Island commune sees positive changes thanks to caged lobster farming
KHÁNH HÒA – Cam Bình island commune has long been famous for its two islands – Bình Ba and Bình Hưng – as well as the local trade of caged lobster farming.
According to Chairman of Cam Bình Commune Farmers’ Association Lâm Tuấn Anh the aquaculture area of the whole commune covers nearly 90 hectares, with 58 ha on Bình Ba island and 30 ha on Bình Hưng.
There are 469 floating rafts with nearly 20,000 aquaculture cages, most of which are for raising green lobsters.
The commune is in Cam Ranh City, Khánh Hòa Province.
Caged lobster farms in Cam Ranh Bay, in the island commune of Cam Bình, Cam Ranh City. — VNA/VNS Photo
Caged lobster farming had brought high incomes to local households, contributing to local socio-economic development, Tuấn said.
“If the price of green lobster is over VNĐ1.2 million per kg, farmers will make a profit of VNĐ25-40 million per cage. However, the price of lobster is volatile depending on the season, so farmers are concerned,” Tuấn Anh said.
“Thanks to lobster farming instead of fishing at sea, the lives of the people of Cam Bình also improved,” he said.
However, households received little in the way of support when storms and bad weather cause damage.
For example, during a storm at the end of 2021, farmers lost hundreds of billions of đồng, but the farmers’ association only provided loans or rescheduled debts.
Nguyễn Ân, Chairman of the People’s Committee of Cam Bình Commune, said that the commune had existed for hundreds of years.
Ân said that he first came to Bình Ba in 2009 when there were few houses on the island.
However, only a short time later, when implementing socio-economic development programmes, including new rural areas, the appearance of the island communes changed.
Cam Binh was one of the first ten communes of Khánh Hòa Province to meet new rural standards in 2014, with all village roads being concretised, alleys cleaned and the tourism sector developed. Two new wharves were also built on Bình Ba and Bình Hưng islands, Ân said, adding that a new two-floor market was built on Bình Ba island too.
The commune health station met national standards and had a substation in Bình Hưng Village. People on the island communes used clean water. In the dry season, they still had enough water for domestic use.
The commune had been investing in building cultural houses and sports areas. All four villages had cultural community houses. The commune had two post offices located on two islands and six internet access points that serve people’s postal and telecommunications needs.
In 2019, the average income per capita reached VNĐ51.3 million, mostly thanks to caged lobster farming, Ân said.
However, since 2020, due to the negative impacts of the COVID-19 pandemic, people’s incomes in the commune had been affected, which was a great challenge for the authorities and people of Cam Binh island commune.
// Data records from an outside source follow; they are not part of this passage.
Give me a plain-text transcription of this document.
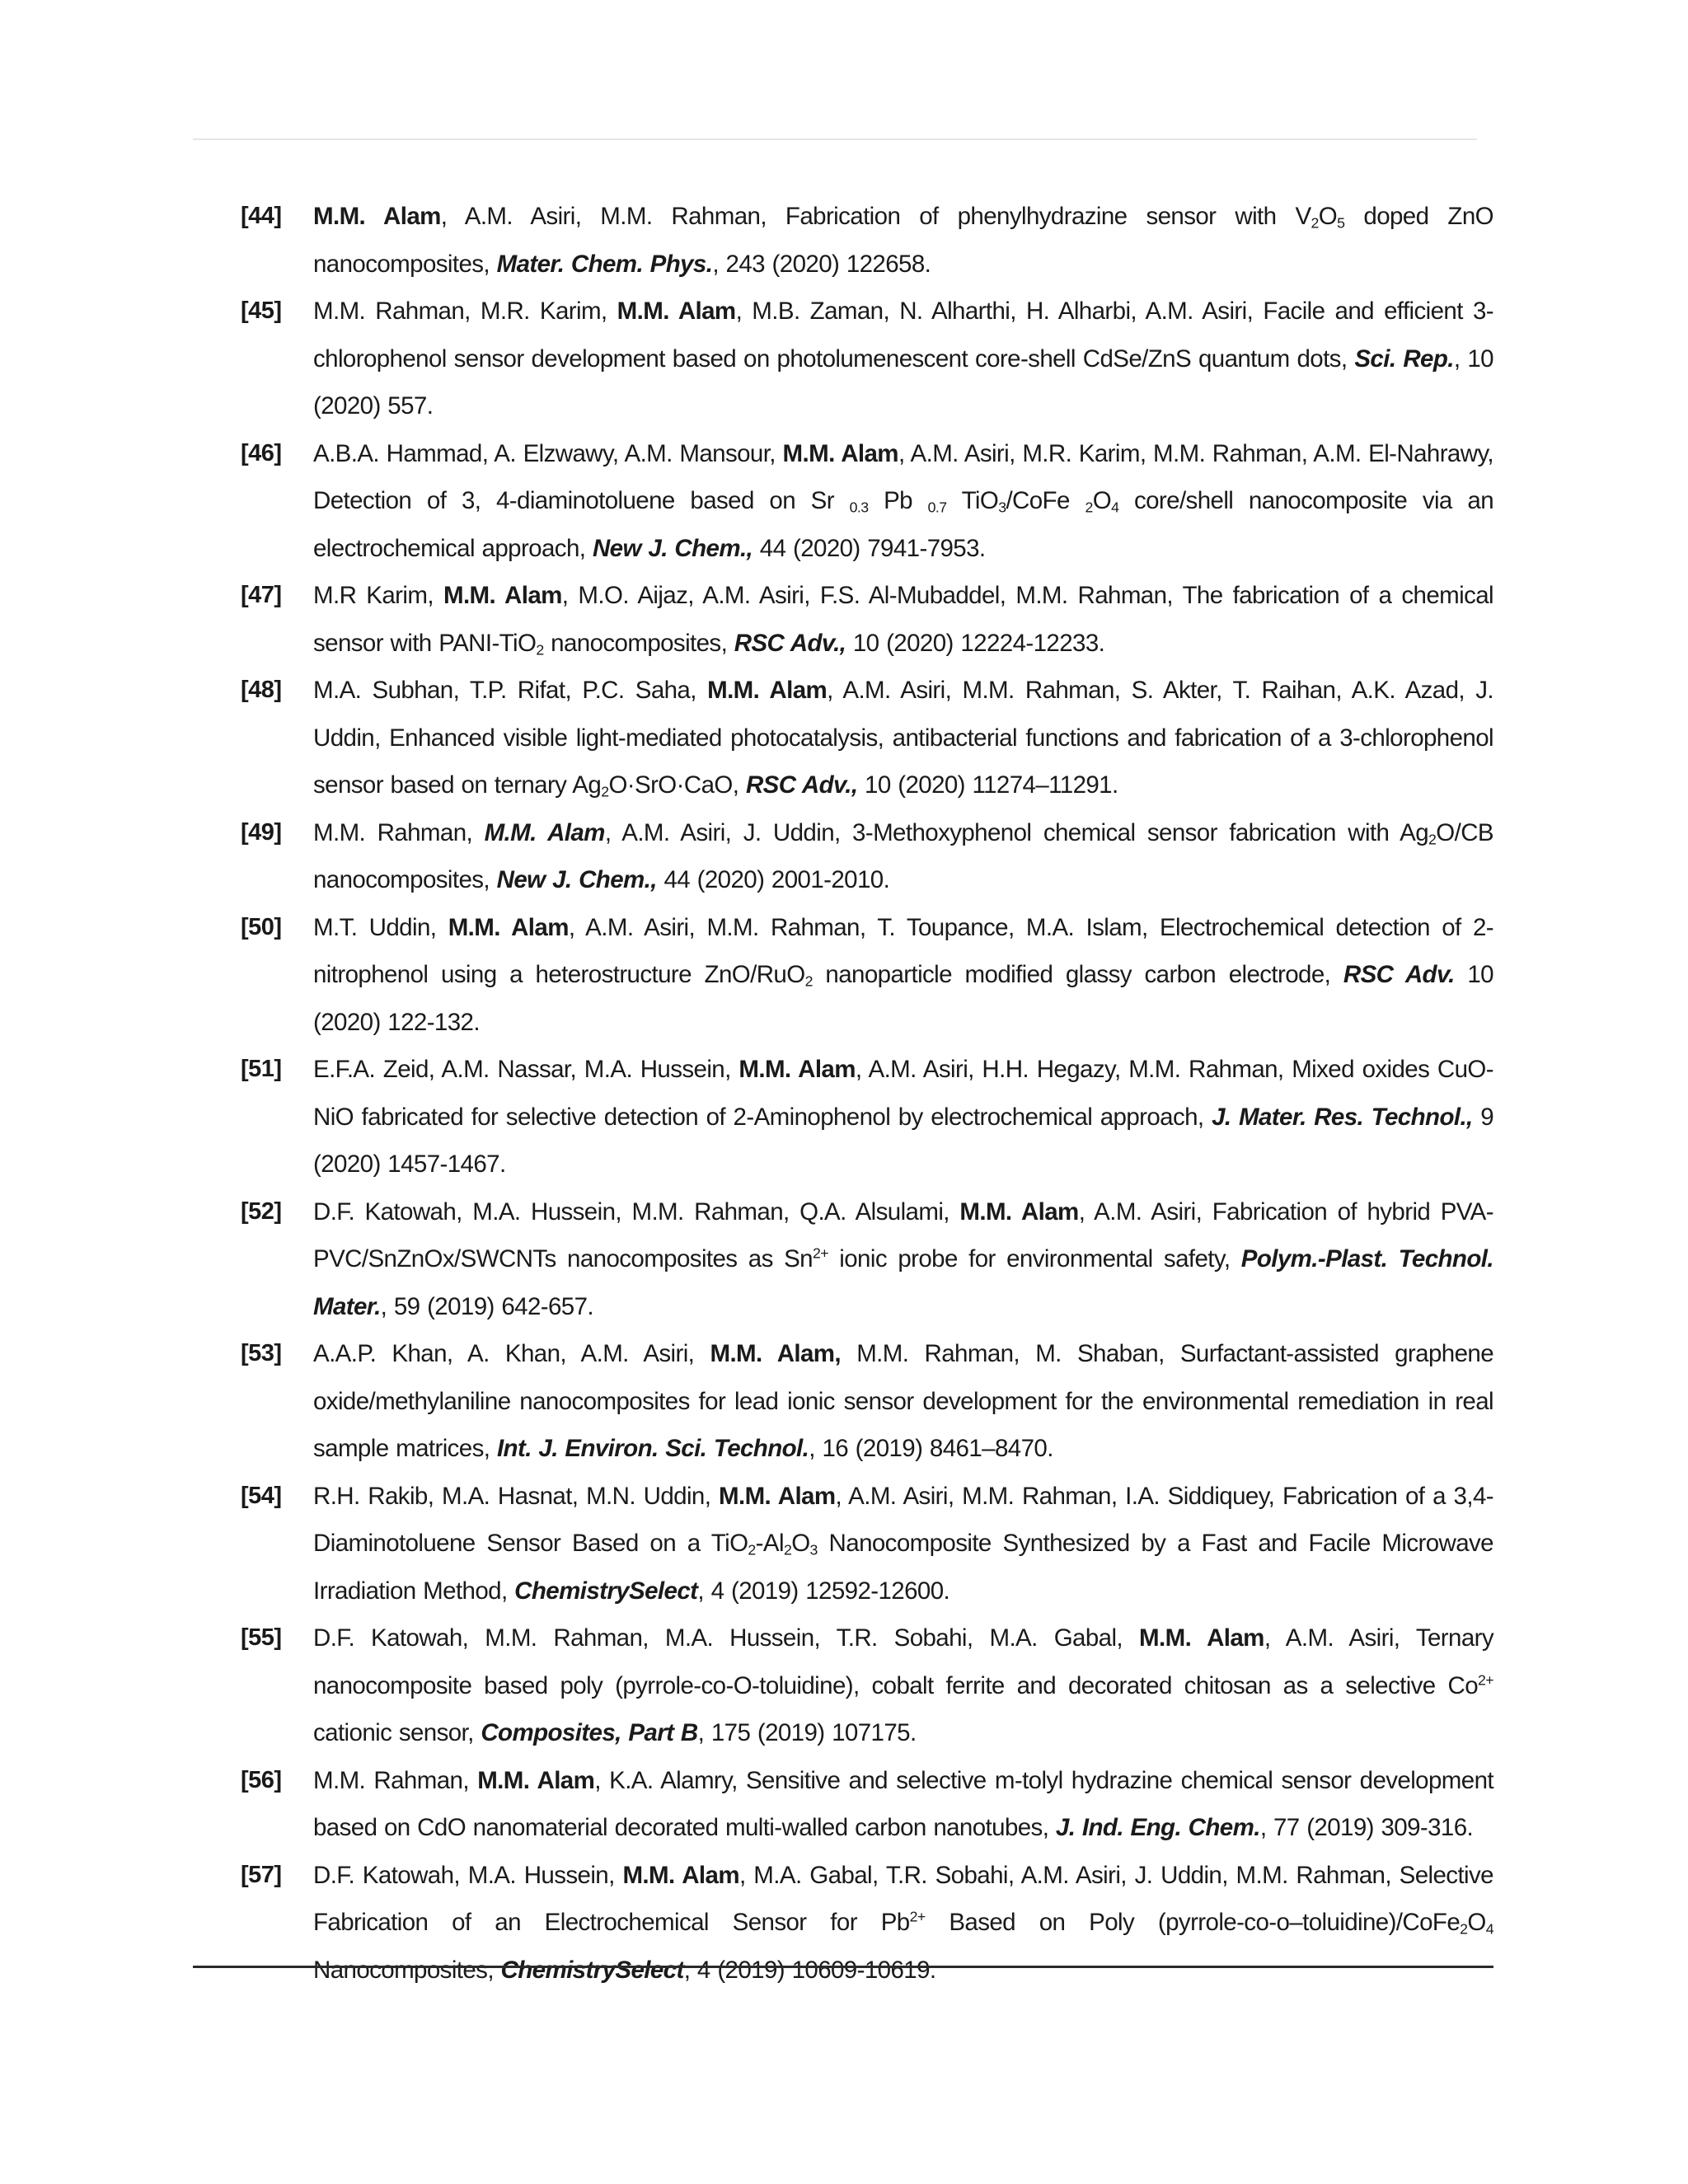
[44]	M.M. Alam, A.M. Asiri, M.M. Rahman, Fabrication of phenylhydrazine sensor with $V_2O_5$ doped ZnO nanocomposites, Mater. Chem. Phys., 243 (2020) 122658.
[45]	M.M. Rahman, M.R. Karim, M.M. Alam, M.B. Zaman, N. Alharthi, H. Alharbi, A.M. Asiri, Facile and efficient 3-chlorophenol sensor development based on photolumenescent core-shell CdSe/ZnS quantum dots, Sci. Rep., 10 (2020) 557.
[46]	A.B.A. Hammad, A. Elzwawy, A.M. Mansour, M.M. Alam, A.M. Asiri, M.R. Karim, M.M. Rahman, A.M. El-Nahrawy, Detection of 3, 4-diaminotoluene based on Sr $_{0.3}$ Pb $_{0.7}$ TiO$_3$/CoFe $_2O_4$ core/shell nanocomposite via an electrochemical approach, New J. Chem., 44 (2020) 7941-7953.
[47]	M.R Karim, M.M. Alam, M.O. Aijaz, A.M. Asiri, F.S. Al-Mubaddel, M.M. Rahman, The fabrication of a chemical sensor with PANI-TiO$_2$ nanocomposites, RSC Adv., 10 (2020) 12224-12233.
[48]	M.A. Subhan, T.P. Rifat, P.C. Saha, M.M. Alam, A.M. Asiri, M.M. Rahman, S. Akter, T. Raihan, A.K. Azad, J. Uddin, Enhanced visible light-mediated photocatalysis, antibacterial functions and fabrication of a 3-chlorophenol sensor based on ternary $Ag_2O\cdot SrO\cdot CaO$, RSC Adv., 10 (2020) 11274–11291.
[49]	M.M. Rahman, M.M. Alam, A.M. Asiri, J. Uddin, 3-Methoxyphenol chemical sensor fabrication with $Ag_2O/CB$ nanocomposites, New J. Chem., 44 (2020) 2001-2010.
[50]	M.T. Uddin, M.M. Alam, A.M. Asiri, M.M. Rahman, T. Toupance, M.A. Islam, Electrochemical detection of 2-nitrophenol using a heterostructure ZnO/RuO$_2$ nanoparticle modified glassy carbon electrode, RSC Adv. 10 (2020) 122-132.
[51]	E.F.A. Zeid, A.M. Nassar, M.A. Hussein, M.M. Alam, A.M. Asiri, H.H. Hegazy, M.M. Rahman, Mixed oxides CuO-NiO fabricated for selective detection of 2-Aminophenol by electrochemical approach, J. Mater. Res. Technol., 9 (2020) 1457-1467.
[52]	D.F. Katowah, M.A. Hussein, M.M. Rahman, Q.A. Alsulami, M.M. Alam, A.M. Asiri, Fabrication of hybrid PVA-PVC/SnZnOx/SWCNTs nanocomposites as $Sn^{2+}$ ionic probe for environmental safety, Polym.-Plast. Technol. Mater., 59 (2019) 642-657.
[53]	A.A.P. Khan, A. Khan, A.M. Asiri, M.M. Alam, M.M. Rahman, M. Shaban, Surfactant-assisted graphene oxide/methylaniline nanocomposites for lead ionic sensor development for the environmental remediation in real sample matrices, Int. J. Environ. Sci. Technol., 16 (2019) 8461–8470.
[54]	R.H. Rakib, M.A. Hasnat, M.N. Uddin, M.M. Alam, A.M. Asiri, M.M. Rahman, I.A. Siddiquey, Fabrication of a 3,4-Diaminotoluene Sensor Based on a $TiO_2-Al_2O_3$ Nanocomposite Synthesized by a Fast and Facile Microwave Irradiation Method, ChemistrySelect, 4 (2019) 12592-12600.
[55]	D.F. Katowah, M.M. Rahman, M.A. Hussein, T.R. Sobahi, M.A. Gabal, M.M. Alam, A.M. Asiri, Ternary nanocomposite based poly (pyrrole-co-O-toluidine), cobalt ferrite and decorated chitosan as a selective $Co^{2+}$ cationic sensor, Composites, Part B, 175 (2019) 107175.
[56]	M.M. Rahman, M.M. Alam, K.A. Alamry, Sensitive and selective m-tolyl hydrazine chemical sensor development based on CdO nanomaterial decorated multi-walled carbon nanotubes, J. Ind. Eng. Chem., 77 (2019) 309-316.
[57]	D.F. Katowah, M.A. Hussein, M.M. Alam, M.A. Gabal, T.R. Sobahi, A.M. Asiri, J. Uddin, M.M. Rahman, Selective Fabrication of an Electrochemical Sensor for $Pb^{2+}$ Based on Poly $(pyrrole-co-o-toluidine)/CoFe_2O_4$ Nanocomposites, ChemistrySelect, 4 (2019) 10609-10619.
“We recommend that people stock lobsters to keep a balance between supply and demand, to ensure that the output price of lobsters does not slip and that farmers do not have to invest much. In particular, the commune’s specialised agencies work with the people to carry out the one commune–one product (OCOP) registration procedures to raise the price of lobsters as well as stabilise the output market in the long run,” Ân said.
Visiting Cam Bình on the unseasonal rainy days early this month, lobster cages were seen all around. Close to the wharf, there were dozens of fishing boats moored after returning from fishing trips.
Võ Ngọc Thị Mỹ Hiền, Chairwoman of the Women’s Union of Cam Bình Commune, said that in the past, visitors used to have a bad impression of local lobster farming due to the waste discharged.
The Commune People’s Committee coordinated with other departments and agencies to call on people to collect garbage and protect the environment. The commune formed self-governing groups on a small scale to ensure the rights and obligations of their members in the development of specific local industries as well as protect the environment and reduce diseases among seafood.
“Things on the island commune have changed gradually and the environment is now much greener and cleaner,” said Hiền.
Phan Ngoc Huy, a resident of Binh Ba, said that many families became rich thanks to lobsters.
“There was a time when people continuously expanded their shrimp farming. Over the years, the water in the farming area was very polluted while the price of shrimp was also unstable,” Huy said.
In the last few years, lobster farming was not as profitable, he said, adding that he switched to offering tours for visitors to the island.
However, due to the COVID-19 pandemic, his business was negatively disrupted, he said, expecting that once the island entered a new normal, its tourism and agriculture sectors could develop better.